Paste the ARN into the second entry form under Role ARN in the Encord integration window. Text after the final
/
is your role name - paste it into the first entry area above the ARN.
- Now that the role is set up, the next step is to enable Cross-origin resource sharing (CORS) on your S3 bucket to ensure that data can successfully be loaded in your browser while using the Encord app.
Correctly setting up the CORS permission is a critical step in completing your S3 integration, read below for detailed instruction.
3. Allow Cross-origin resource sharing (CORS)
Expand the 'Display CORS Policy' heading in the integrations window. It will look something like this:
Copy the CORS JSON policy. Navigate to your S3 bucket and go to the 'Permissions' tab. Click Edit under the 'CORS Policy' heading and paste the JSON into the CORS editor. Click Save when you're done.
4. Create and test the integration
- Optionally check the box to enable Strict client-only access, server-side media features will not be available if you would like Encord to sign URLs, but refrain from downloading any media files onto Encord servers. Read more about this feature here.
Give your integration a name (if you haven't already) and click the Create button at the bottom of the pop-up.
The integration will now appear in the list of integrations in the 'Integrations' tab.
To test that Encord can sync with your S3 bucket, click on the sync icon next to the bin icon.
If the sync is successful, you will see a message saying that the integration is functional. We have a few helpful scripts and examples to get you started creating datasets from your Amazon S3 bucket.
This test checks that Encord can assume the role that that has defined for it. It does not check that we can necessarily access your buckets. If this test passes but data on-boarding still fails, please check Encord has bucket permissions and that the object URLs are correct.
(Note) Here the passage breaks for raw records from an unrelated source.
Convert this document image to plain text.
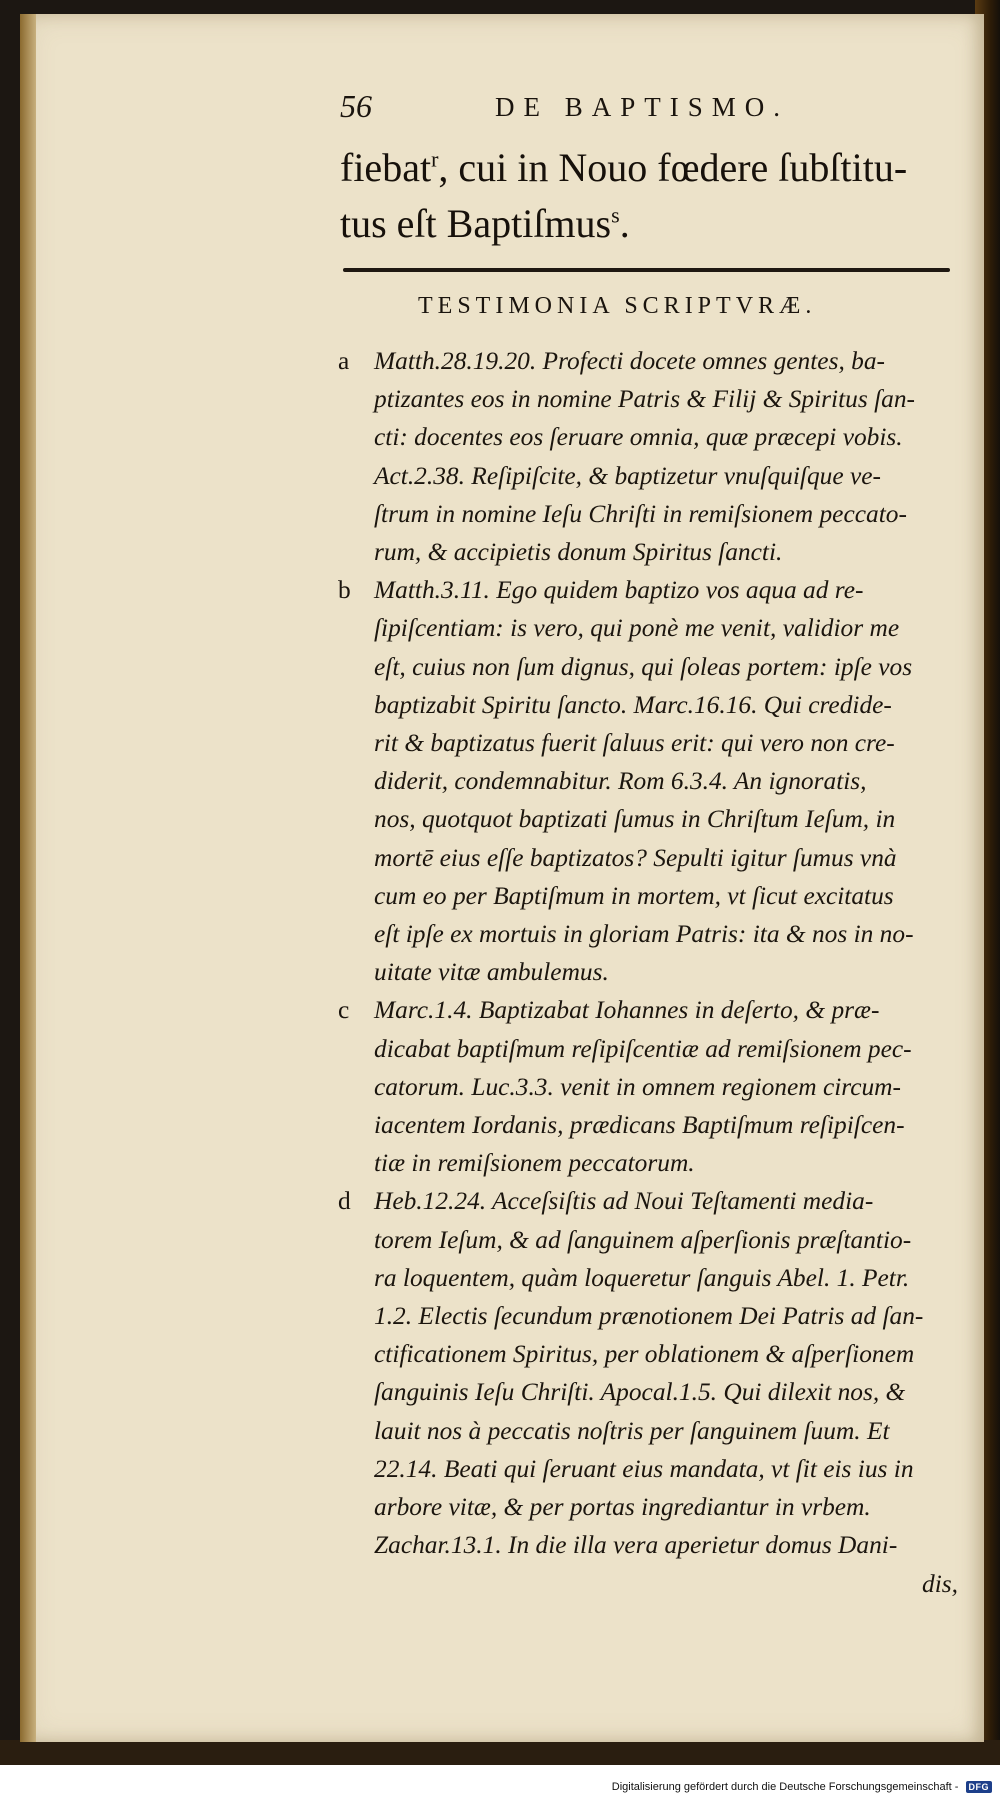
56	DE BAPTISMO.
fiebat$^r$, cui in Nouo fœdere ſubſtitu-
tus eſt Baptiſmus$^s$.
TESTIMONIA SCRIPTVRÆ.
a Matth.28.19.20. Profecti docete omnes gentes, ba-
ptizantes eos in nomine Patris & Filij & Spiritus ſan-
cti: docentes eos ſeruare omnia, quæ præcepi vobis.
Act.2.38. Reſipiſcite, & baptizetur vnuſquiſque ve-
ſtrum in nomine Ieſu Chriſti in remiſsionem peccato-
rum, & accipietis donum Spiritus ſancti.
b Matth.3.11. Ego quidem baptizo vos aqua ad re-
ſipiſcentiam: is vero, qui ponè me venit, validior me
eſt, cuius non ſum dignus, qui ſoleas portem: ipſe vos
baptizabit Spiritu ſancto. Marc.16.16. Qui credide-
rit & baptizatus fuerit ſaluus erit: qui vero non cre-
diderit, condemnabitur. Rom 6.3.4. An ignoratis,
nos, quotquot baptizati ſumus in Chriſtum Ieſum, in
mortē eius eſſe baptizatos? Sepulti igitur ſumus vnà
cum eo per Baptiſmum in mortem, vt ſicut excitatus
eſt ipſe ex mortuis in gloriam Patris: ita & nos in no-
uitate vitæ ambulemus.
c Marc.1.4. Baptizabat Iohannes in deſerto, & præ-
dicabat baptiſmum reſipiſcentiæ ad remiſsionem pec-
catorum. Luc.3.3. venit in omnem regionem circum-
iacentem Iordanis, prædicans Baptiſmum reſipiſcen-
tiæ in remiſsionem peccatorum.
d Heb.12.24. Acceſsiſtis ad Noui Teſtamenti media-
torem Ieſum, & ad ſanguinem aſperſionis præſtantio-
ra loquentem, quàm loqueretur ſanguis Abel. 1. Petr.
1.2. Electis ſecundum prænotionem Dei Patris ad ſan-
ctificationem Spiritus, per oblationem & aſperſionem
ſanguinis Ieſu Chriſti. Apocal.1.5. Qui dilexit nos, &
lauit nos à peccatis noſtris per ſanguinem ſuum. Et
22.14. Beati qui ſeruant eius mandata, vt ſit eis ius in
arbore vitæ, & per portas ingrediantur in vrbem.
Zachar.13.1. In die illa vera aperietur domus Dani-
dis,
Digitalisierung gefördert durch die Deutsche Forschungsgemeinschaft - DFG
Create a Multi-Region Access Point integration
If you are using Multi-Region Access Points, create an integration in Encord by clicking New integration in the 'Integrations' screen. When following the step-by-step guide above make sure to the following:
- Creating a permission policy for your multi-region access point in AWS - when setting up your policy, make sure to list the ARN of the Multi-Region Access Point, as well as the ARNs of all constituent buckets in the JSON.
Example JSON
{
"Version": "2012-10-17",
"Statement": [
{
"Effect": "Allow",
"Action": [
"s3:PutObject",
"s3:GetObject"
],
"Resource": [
"Your-Multi-Access-Point-ARN/*",
"Bucket-1-ARN/*",
"Bucket-2-ARN/*",
"Bucket-3-ARN/*"
]
}
]
}
Make sure you create a CORS policy for every bucket that is included in your Multi-Region Access Point.
When uploading data to a dataset using the Multi-Region Access Point integration, make sure your JSON file is formatted correctly for use with a Multi-Region Access point - as documented here.